The New York Times remains a source of political controversy, but its importance to our democracy has never been greater. Information is perhaps democracy’s most valuable currency, and as news institutions have shrunk, morphed into “click bait” shops or disappeared altogether, the Times, with its unmatched reach of foreign and domestic bureaus and coverage, is one of the only great news institutions left. Of course, the Times has faced its own cutbacks and controversy in the newsroom, most recently the firing of Jill Abramson as executive editor.

I have followed the Abramson story with some regret; I have known her and admired her work for many years. It was fascinating to read the Times’ obituary yesterday of one of its previous great editors: Arthur Gelb. Gelb was praised for being “relentless, fidgety and in your face,” and anecdotes of Gelb crushing young reporters under the weight of yet another assignment were mixed with remembrances of a passionate and inspirational editor and mentor. It is also interesting to note that Gelb was an innovator, addressing declining circulation by expanding the Times into new fields and sections, designed to appeal to the cultural sensibilities of its readership’s changing demographics and to be a new repository of advertising. Much of the same can be said of Abramson; she, too, was a demanding boss; anyone who has ever worked in a newsroom knows that great editors are often brutal in their search for the story and caustic in their demand for excellence. Abramson was also working ably to innovate on her generation’s challenge: how to adapt a print property to the digital age.

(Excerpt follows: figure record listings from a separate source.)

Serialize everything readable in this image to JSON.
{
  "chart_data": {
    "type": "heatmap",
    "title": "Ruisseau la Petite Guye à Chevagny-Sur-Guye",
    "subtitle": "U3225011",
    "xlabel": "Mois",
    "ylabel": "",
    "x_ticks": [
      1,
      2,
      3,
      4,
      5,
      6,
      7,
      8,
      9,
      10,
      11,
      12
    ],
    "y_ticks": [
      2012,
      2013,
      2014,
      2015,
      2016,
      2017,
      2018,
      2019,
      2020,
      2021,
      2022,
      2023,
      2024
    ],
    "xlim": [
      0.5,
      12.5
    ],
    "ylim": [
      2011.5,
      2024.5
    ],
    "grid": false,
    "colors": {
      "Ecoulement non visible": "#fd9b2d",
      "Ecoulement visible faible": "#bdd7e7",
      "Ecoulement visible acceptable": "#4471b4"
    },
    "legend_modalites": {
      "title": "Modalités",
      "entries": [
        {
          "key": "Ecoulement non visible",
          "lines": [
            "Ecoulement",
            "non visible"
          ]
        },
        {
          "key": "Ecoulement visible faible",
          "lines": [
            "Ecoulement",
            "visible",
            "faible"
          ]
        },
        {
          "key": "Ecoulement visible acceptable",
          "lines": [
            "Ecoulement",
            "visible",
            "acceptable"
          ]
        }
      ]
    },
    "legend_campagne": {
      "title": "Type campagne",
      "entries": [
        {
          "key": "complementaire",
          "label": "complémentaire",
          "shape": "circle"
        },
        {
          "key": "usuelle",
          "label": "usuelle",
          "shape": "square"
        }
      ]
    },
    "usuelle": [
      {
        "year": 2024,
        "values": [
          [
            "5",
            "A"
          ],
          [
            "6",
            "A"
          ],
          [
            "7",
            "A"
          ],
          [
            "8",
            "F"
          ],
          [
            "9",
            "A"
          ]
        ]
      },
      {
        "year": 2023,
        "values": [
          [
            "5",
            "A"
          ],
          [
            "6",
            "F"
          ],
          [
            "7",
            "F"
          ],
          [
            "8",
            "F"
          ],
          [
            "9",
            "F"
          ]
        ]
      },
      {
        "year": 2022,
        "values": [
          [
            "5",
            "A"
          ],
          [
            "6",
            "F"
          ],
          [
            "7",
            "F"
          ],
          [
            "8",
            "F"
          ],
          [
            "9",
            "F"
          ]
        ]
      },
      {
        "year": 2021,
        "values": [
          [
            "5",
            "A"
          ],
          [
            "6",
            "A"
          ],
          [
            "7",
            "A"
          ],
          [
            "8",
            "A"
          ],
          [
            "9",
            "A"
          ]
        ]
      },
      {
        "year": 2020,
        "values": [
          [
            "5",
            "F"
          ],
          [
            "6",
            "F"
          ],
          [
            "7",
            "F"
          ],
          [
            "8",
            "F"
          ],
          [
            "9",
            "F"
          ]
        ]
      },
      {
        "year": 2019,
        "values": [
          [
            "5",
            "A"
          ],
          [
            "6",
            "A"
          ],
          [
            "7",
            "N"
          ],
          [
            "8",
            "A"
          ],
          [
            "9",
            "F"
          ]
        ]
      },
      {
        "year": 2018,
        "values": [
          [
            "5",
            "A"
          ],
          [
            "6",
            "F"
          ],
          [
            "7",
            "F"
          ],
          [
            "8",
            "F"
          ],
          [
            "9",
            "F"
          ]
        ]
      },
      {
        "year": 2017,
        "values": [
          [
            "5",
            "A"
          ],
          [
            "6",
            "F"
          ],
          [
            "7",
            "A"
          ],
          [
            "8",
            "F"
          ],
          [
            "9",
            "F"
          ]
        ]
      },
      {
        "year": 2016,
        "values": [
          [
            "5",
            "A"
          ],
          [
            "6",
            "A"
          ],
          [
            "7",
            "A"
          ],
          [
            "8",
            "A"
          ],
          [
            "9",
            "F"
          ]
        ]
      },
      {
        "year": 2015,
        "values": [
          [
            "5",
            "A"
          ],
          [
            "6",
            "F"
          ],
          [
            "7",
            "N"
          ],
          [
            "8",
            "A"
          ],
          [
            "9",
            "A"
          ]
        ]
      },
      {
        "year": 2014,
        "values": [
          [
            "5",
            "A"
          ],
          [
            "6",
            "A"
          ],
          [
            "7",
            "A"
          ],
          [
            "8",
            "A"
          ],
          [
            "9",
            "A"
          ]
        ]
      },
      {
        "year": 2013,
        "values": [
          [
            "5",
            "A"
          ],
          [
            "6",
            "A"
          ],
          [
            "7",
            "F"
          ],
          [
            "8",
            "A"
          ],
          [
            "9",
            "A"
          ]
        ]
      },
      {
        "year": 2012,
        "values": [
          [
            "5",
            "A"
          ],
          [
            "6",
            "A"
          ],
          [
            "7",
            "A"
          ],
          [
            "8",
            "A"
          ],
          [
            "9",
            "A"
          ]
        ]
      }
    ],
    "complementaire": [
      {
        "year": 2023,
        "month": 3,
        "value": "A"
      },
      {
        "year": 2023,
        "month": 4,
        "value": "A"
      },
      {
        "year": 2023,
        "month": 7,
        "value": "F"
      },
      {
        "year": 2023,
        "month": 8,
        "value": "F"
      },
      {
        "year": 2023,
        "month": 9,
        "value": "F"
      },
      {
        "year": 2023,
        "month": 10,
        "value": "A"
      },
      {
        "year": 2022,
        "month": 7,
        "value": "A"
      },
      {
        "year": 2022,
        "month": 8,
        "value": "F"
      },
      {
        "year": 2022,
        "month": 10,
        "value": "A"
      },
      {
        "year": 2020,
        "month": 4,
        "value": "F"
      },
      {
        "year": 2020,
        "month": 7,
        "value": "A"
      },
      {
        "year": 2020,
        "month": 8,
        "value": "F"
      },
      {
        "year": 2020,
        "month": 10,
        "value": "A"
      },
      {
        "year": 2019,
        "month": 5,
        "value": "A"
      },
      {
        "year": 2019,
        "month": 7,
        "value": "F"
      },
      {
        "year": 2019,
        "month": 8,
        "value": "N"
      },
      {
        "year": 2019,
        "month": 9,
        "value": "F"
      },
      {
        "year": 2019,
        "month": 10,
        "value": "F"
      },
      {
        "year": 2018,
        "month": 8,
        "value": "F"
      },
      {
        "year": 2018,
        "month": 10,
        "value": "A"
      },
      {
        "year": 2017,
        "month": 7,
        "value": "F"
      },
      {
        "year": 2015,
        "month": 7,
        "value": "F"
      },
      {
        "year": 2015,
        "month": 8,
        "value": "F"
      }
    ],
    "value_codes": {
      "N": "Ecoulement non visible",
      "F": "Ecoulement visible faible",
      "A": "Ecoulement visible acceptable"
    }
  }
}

But however wrong the decision to fire Abramson and however mishandled, the Times will continue to thrive. Its publisher, Arthur Sulzberger Jr., has been underestimated for years but has steered the Times off the wrecking shoals, driven its adaptation to the Web and maintained its excellence. He knows his institution is bigger than him and much more important than any one person who works there, no matter how talented. In a sense, the Times belongs to a nation that has fewer and fewer places it can get information from people who are passionate about the truth.